In order to demonstrate how we might expect the classifier to perform on a live data stream we first use the classifier to make predictions for the supernova PS1-13avb for which we held out all associated detections from both the test and training set. This object has been spectroscopically classified as a Type Ib SN and has a well sampled lightcurve from about -18 days pre-maximum to around 106 days post maximum, including exposures in all 5 filters ranging in magnitude from around 23 to 20 mags (see Fig. 16 top panel). We selected this object for its high quality lightcurve and magnitude range which represents the majority of objects discovered in the PS1 MDS. In the bottom panel of Fig. 16 we show the hypothesis for each epoch of this target.

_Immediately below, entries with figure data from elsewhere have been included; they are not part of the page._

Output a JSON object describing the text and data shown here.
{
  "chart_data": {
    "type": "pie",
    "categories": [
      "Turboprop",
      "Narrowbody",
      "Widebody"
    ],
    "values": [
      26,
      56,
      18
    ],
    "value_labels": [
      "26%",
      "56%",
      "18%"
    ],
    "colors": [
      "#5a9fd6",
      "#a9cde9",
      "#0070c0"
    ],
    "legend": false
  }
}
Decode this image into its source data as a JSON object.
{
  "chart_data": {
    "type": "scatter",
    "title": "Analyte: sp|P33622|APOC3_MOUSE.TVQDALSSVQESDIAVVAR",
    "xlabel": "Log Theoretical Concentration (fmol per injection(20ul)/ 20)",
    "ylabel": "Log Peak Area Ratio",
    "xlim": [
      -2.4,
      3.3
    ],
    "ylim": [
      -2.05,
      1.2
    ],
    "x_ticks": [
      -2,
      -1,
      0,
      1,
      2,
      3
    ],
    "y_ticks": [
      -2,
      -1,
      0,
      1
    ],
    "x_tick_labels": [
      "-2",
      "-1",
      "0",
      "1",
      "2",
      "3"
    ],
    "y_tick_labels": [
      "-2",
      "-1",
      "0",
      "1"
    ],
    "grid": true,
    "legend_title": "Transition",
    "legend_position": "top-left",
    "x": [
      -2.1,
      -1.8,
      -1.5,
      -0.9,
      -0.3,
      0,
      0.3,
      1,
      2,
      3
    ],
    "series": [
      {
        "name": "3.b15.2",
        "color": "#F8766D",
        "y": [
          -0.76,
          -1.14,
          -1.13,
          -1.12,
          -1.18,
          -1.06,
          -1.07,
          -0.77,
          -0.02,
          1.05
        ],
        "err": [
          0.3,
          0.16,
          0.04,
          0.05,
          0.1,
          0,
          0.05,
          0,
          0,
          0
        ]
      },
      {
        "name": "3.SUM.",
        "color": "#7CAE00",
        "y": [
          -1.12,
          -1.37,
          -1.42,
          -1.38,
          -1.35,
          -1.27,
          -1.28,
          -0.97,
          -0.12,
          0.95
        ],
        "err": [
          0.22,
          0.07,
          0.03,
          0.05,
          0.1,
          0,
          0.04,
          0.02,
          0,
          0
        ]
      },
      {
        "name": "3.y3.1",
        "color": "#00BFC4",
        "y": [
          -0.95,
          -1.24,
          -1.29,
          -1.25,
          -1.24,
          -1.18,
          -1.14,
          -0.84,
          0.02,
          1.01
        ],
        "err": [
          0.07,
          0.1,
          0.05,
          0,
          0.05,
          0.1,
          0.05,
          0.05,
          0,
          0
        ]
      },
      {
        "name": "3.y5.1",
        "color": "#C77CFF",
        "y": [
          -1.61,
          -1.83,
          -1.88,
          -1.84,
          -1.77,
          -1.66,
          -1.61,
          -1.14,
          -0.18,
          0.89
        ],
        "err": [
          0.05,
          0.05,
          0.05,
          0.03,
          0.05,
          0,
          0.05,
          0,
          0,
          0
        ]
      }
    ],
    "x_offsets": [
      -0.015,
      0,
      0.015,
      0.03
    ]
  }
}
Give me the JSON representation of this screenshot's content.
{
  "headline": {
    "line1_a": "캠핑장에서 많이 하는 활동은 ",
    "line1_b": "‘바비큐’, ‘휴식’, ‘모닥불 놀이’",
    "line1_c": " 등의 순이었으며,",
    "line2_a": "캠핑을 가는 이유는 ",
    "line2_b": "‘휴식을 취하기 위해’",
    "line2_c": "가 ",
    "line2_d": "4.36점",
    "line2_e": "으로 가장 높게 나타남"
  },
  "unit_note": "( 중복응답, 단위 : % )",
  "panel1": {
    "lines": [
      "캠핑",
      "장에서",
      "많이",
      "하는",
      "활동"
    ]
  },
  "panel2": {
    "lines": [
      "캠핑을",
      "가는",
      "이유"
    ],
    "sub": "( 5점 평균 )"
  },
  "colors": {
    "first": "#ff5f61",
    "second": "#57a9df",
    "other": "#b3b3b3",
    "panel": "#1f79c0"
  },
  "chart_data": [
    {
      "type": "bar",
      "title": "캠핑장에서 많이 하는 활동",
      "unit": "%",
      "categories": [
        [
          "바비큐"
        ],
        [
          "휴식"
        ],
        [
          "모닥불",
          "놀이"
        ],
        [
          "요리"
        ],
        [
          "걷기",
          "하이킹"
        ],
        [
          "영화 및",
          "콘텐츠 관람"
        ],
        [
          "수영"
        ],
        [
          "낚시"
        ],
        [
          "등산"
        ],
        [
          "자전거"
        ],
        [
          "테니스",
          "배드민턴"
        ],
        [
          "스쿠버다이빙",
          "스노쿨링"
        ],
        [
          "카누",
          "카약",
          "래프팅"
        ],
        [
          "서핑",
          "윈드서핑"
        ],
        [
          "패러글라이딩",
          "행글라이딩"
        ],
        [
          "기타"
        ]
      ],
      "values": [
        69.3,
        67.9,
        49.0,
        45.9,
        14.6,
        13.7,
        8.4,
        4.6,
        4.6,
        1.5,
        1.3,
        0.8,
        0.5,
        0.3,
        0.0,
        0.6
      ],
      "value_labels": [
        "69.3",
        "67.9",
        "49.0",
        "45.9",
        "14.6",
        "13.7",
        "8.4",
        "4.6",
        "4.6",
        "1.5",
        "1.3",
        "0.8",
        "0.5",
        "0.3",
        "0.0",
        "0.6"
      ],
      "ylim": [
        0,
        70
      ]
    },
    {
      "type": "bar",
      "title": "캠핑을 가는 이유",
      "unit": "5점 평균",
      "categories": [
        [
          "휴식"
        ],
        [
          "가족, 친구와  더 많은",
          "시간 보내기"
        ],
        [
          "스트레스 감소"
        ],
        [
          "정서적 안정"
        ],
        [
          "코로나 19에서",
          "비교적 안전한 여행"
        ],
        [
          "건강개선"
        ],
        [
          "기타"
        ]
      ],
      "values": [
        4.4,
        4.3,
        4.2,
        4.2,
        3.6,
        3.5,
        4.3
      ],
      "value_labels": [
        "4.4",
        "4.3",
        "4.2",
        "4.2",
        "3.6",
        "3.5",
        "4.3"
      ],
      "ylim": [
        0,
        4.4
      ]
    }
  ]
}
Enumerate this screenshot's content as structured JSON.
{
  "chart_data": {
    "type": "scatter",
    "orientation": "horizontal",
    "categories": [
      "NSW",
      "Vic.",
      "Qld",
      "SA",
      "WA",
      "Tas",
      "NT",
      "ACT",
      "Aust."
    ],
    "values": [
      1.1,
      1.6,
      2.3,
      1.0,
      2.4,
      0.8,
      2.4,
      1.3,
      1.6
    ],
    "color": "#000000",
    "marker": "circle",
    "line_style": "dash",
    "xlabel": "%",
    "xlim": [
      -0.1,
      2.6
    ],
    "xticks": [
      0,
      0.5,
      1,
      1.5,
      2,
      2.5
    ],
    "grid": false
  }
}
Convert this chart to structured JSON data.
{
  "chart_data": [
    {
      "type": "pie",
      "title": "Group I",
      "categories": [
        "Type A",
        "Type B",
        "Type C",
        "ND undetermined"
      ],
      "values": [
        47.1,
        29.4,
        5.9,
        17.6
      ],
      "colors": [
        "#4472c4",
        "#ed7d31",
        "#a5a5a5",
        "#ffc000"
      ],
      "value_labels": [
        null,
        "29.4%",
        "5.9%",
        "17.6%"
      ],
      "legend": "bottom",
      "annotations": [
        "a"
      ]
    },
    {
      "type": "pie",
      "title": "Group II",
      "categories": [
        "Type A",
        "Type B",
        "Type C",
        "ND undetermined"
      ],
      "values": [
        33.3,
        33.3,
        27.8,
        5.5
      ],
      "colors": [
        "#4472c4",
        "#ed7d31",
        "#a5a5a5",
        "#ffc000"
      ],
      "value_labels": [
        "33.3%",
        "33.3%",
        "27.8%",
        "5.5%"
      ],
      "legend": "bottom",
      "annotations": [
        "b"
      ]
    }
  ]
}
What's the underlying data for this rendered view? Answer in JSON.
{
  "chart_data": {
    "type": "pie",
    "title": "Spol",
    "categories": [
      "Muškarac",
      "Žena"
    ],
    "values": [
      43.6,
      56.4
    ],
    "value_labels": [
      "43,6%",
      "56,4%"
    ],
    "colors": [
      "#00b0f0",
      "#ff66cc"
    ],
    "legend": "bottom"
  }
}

The plot shows that the hypothesis is consistently above the decision boundary of 0.539 (selected in Section 4.4.2) with the exception of the detection from 56480.406 MJD (Modified Julian Date) which shows the transient at a magnitude of g${}_{P1}=23.12\pm 0.21$ approaching the detection limit in this filter. The detection is displayed as an inset in Fig. 16 with its hypothesis of 0.506, showing the low S/N and deviation from a PSF-like morphology.

One of the major aims of recent supernova searches has been to try to detect the transient as soon after explosion as possible in order to trigger rapid follow-up to spectroscopically study regions of the transients evolution that remain relatively unexplored (Gal-Yam et al. (2014); Cao et al. (2013)). To this end we carry out a simple test by using the classifier to make predictions for the first detections of all 53 classified SNe in our database. Again we held these detections out from the training and test sets. In Table 4 we list the 53 SNe and the details of the first detections along with the hypothesis for each detection. The classifier correctly predicts all detections as real and had it been running on a live data stream would have promoted all objects to humans for follow-up.